We non-dimensionalise, considering only Y and F, by defining the new variables

$$\begin{aligned} y=\frac{Y}{Y^0},\quad w=\frac{F}{F^0},\quad \tau =V_\mathrm{m2}t. \end{aligned}$$

The non-dimensional form of equations (70)–(71) is then

$$\begin{aligned} \dot{y}= & {} k_3(w-y)+f_2(\mathbf {x},y),\\ \dot{w}= & {} \epsilon (h(y)-w), \end{aligned}$$

where dot denotes differentiation with respect to \(\tau \), \(\mathbf {x}\) is the (unspecified) non-dimensional form of \(\mathbf {X}\), and

$$\begin{aligned} k_3=\frac{k_{30}}{V_\mathrm{m2}}, \quad \epsilon =\frac{k_\mathrm{off}}{V_\mathrm{m2}},\quad f_2(\mathbf {x},y)=\frac{F_2(\mathbf {X},Y^0y)}{V_\mathrm{m2}},\quad h(y)=\frac{1}{F^0+(1-F^0)y}. \end{aligned}$$

Note that we have used (72) in deriving h(y). All of our assumptions (h1)–(h4) on the function h(y) are now satisfied and

$$\begin{aligned} h_0=-h'(1)=1-F^0>0 \end{aligned}$$

since \(F^0\in (0,1)\). We tried to reproduce the numerical results shown in Fig. 3B (dashed line) of Ng et al. (2005) but found that this was only possible by changing \(k_\mathrm{off}\) from the stated value of 0.00154 day\(^{-1}\) to 0.0154 day\(^{-1}\) (the smaller value of \(k_\mathrm{off}\) did show rebound, but with a smaller magnitude of about 110% of baseline). Moreover, the authors in Ng et al. (2005) report an affinity of 0.033 \(\upmu \)g/ml, which is \((0.033/150{,}000)\times 10^{-3}\)M = \(2 \times 10^{-10}\)M, or 200pM. If we use the reported \(k_\mathrm{off}\) of 0.00154 day\(^{-1}\) and assume a typical \(k_\mathrm{on}\) (see Aston et al. 2011) of 0.592 nM\(^{-1}\)/day, the ratio \(k_\mathrm{off}/k_\mathrm{on}\approx 2\)pM, i.e. 100-fold more potent than reported. A ten-times higher \(k_\mathrm{off}\) still does not give the right affinity but at least it is closer. The values of the other parameters used, from Tables II and III of Ng et al. (2005), are \(k_\mathrm{a}=0.242\) day\(^{-1}\), \(k_{10}=0.114\) day\(^{-1}\), \(k_{12}=0.097\) day\(^{-1}\), \(k_{21}=0.193\) day\(^{-1}\), \(k_{30}=0.444\) day\(^{-1}\), \(V_\mathrm{c}=64.3\) mL/kg, \(V_\mathrm{m}=26.9~\upmu \)g/mL, \(V_\mathrm{m2}=2.16\) day\(^{-1}\), \(K_\mathrm{mc}=0.033~\upmu \)g/mL, \(F_\mathrm{a}=0.564\), \(k_\mathrm{03max}=334\) %CD11a/day. The plot of the total receptor \(X_3\) in this case is the solid blue line shown on the left in Fig. 11.

Fig. 11

The total and free %CD11a relative to baseline after a single 3 mg/kg intravenous dose of efalizumab. On the left is the plot with feedback turned on and rebound can be observed. On the right is the plot without feedback and no rebound occurs

To find out how feedback influences the model, we ran a simulation of the model when the feedback was turned off, i.e., we took \(X_4\) to be constant at its baseline value. As can be seen on the right in Fig. 11, without feedback there is no rebound. So clearly the rebound in this example is caused by the feedback.

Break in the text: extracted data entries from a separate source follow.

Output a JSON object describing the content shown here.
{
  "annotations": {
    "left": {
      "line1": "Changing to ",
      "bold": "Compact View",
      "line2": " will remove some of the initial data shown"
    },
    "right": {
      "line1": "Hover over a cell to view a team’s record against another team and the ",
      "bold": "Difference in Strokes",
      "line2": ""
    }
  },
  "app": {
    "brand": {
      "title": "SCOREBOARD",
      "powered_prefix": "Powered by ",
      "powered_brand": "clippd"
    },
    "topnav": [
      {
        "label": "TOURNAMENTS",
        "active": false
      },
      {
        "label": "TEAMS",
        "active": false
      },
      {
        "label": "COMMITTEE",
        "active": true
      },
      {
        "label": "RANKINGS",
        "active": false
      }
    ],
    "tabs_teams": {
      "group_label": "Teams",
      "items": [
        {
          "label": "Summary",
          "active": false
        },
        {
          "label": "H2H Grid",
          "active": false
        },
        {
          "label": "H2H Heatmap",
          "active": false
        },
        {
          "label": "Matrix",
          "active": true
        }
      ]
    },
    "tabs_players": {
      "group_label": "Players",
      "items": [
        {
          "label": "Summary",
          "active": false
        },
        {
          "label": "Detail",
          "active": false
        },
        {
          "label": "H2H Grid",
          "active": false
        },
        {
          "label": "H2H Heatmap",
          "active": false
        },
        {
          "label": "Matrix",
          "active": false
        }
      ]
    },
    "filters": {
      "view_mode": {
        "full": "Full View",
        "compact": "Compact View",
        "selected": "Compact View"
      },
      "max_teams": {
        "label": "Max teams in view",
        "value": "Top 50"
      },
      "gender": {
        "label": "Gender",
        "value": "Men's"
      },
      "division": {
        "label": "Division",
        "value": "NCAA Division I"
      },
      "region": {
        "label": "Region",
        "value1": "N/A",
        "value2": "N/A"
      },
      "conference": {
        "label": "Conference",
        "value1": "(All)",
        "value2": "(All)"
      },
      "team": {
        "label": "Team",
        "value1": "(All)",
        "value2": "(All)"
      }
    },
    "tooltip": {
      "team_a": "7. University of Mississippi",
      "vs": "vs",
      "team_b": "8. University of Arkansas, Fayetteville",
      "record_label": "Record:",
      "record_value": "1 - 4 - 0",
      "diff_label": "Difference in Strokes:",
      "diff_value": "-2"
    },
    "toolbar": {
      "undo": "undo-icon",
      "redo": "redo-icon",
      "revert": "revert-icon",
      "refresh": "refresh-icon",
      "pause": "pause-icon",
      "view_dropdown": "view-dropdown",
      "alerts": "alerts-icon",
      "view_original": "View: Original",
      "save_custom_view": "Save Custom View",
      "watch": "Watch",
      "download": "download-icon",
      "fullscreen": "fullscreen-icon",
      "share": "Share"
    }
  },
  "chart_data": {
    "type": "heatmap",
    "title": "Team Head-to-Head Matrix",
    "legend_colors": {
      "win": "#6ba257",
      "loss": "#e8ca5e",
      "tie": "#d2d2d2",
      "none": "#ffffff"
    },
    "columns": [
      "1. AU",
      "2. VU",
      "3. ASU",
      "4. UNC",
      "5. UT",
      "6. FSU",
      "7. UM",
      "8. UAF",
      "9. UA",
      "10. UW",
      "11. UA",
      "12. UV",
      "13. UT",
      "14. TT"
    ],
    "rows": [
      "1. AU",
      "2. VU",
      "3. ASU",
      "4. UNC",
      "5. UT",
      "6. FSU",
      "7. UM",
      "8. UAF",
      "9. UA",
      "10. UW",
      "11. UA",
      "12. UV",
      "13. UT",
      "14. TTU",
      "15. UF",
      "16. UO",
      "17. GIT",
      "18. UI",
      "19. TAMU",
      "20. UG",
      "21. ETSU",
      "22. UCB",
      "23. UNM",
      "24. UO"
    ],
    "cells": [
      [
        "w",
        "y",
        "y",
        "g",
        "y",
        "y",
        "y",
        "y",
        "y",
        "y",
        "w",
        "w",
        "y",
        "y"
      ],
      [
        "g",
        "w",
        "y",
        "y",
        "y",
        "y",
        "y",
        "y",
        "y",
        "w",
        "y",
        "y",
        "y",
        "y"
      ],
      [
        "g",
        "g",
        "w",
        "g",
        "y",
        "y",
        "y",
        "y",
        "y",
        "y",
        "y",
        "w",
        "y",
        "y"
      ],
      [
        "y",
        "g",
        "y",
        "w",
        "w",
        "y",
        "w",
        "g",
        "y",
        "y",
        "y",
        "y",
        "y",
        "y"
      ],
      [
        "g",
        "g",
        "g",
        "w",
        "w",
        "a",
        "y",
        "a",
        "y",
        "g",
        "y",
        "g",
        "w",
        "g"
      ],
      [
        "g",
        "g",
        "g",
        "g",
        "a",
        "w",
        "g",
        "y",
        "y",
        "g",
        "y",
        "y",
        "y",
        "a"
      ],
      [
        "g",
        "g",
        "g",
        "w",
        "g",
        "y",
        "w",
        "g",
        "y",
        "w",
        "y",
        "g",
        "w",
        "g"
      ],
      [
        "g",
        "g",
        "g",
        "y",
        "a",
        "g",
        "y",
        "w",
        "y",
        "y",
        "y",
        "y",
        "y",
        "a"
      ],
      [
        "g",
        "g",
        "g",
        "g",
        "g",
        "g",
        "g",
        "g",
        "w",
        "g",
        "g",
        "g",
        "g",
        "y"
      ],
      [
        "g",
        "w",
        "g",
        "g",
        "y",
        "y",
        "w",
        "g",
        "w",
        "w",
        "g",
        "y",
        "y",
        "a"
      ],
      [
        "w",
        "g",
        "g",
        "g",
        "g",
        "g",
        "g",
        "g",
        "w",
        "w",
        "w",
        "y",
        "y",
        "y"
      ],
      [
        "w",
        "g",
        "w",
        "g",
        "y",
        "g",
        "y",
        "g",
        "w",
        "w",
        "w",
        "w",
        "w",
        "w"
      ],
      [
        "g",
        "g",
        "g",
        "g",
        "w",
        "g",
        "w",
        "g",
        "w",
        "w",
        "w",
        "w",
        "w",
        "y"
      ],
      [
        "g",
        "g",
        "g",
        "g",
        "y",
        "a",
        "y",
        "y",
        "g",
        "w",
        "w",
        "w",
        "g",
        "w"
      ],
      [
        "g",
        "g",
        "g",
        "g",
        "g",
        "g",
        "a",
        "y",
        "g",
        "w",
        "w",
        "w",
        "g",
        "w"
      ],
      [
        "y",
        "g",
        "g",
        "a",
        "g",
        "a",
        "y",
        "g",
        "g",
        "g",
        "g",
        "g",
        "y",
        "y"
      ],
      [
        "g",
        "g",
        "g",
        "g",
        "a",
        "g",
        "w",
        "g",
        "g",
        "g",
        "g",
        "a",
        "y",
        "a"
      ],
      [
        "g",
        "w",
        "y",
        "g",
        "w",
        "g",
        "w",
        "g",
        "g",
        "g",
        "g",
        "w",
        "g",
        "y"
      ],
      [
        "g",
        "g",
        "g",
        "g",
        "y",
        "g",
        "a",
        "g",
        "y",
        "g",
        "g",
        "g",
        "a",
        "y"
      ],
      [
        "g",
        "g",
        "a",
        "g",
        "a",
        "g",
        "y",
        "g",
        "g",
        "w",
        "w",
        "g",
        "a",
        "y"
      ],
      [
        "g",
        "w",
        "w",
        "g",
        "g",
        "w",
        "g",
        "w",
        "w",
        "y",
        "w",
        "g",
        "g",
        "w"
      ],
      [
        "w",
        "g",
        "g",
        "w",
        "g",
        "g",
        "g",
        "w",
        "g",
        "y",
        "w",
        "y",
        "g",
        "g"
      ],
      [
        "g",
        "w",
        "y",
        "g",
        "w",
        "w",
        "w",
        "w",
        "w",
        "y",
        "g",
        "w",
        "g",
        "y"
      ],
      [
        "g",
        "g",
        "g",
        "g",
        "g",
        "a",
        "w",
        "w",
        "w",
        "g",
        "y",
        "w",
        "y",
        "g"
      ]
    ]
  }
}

Next we will interpret these results using our analysis. Using the parameter values in Ng et al. (2005), but the modified value of \(k_\mathrm{off}\), we find that

$$\begin{aligned} \epsilon =7.13\times 10^{-3}, \end{aligned}$$

and since this is so small, we expect that the eigenvalue closest to zero of the Jacobian matrix evaluated at the steady state will come from the lower \(2\times 2\) diagonal block. This is indeed the case since the eigenvalue closest to zero of this block is \(-1.37\times 10^{-2}\) while the eigenvalue closest to zero from the remaining \(3\times 3\) block \(D_\mathbf {x}\mathbf {f}_{1}(0,1)\) is \(-8.87\times 10^{-2}\). Thus, in the notation of Theorem 6.1, we have \(0<\epsilon <\epsilon _0\) and so this Theorem says that we generically have rebound in the total receptor \(X_3\), as confirmed in Fig. 11 and by the numerical results in Ng et al. (2005).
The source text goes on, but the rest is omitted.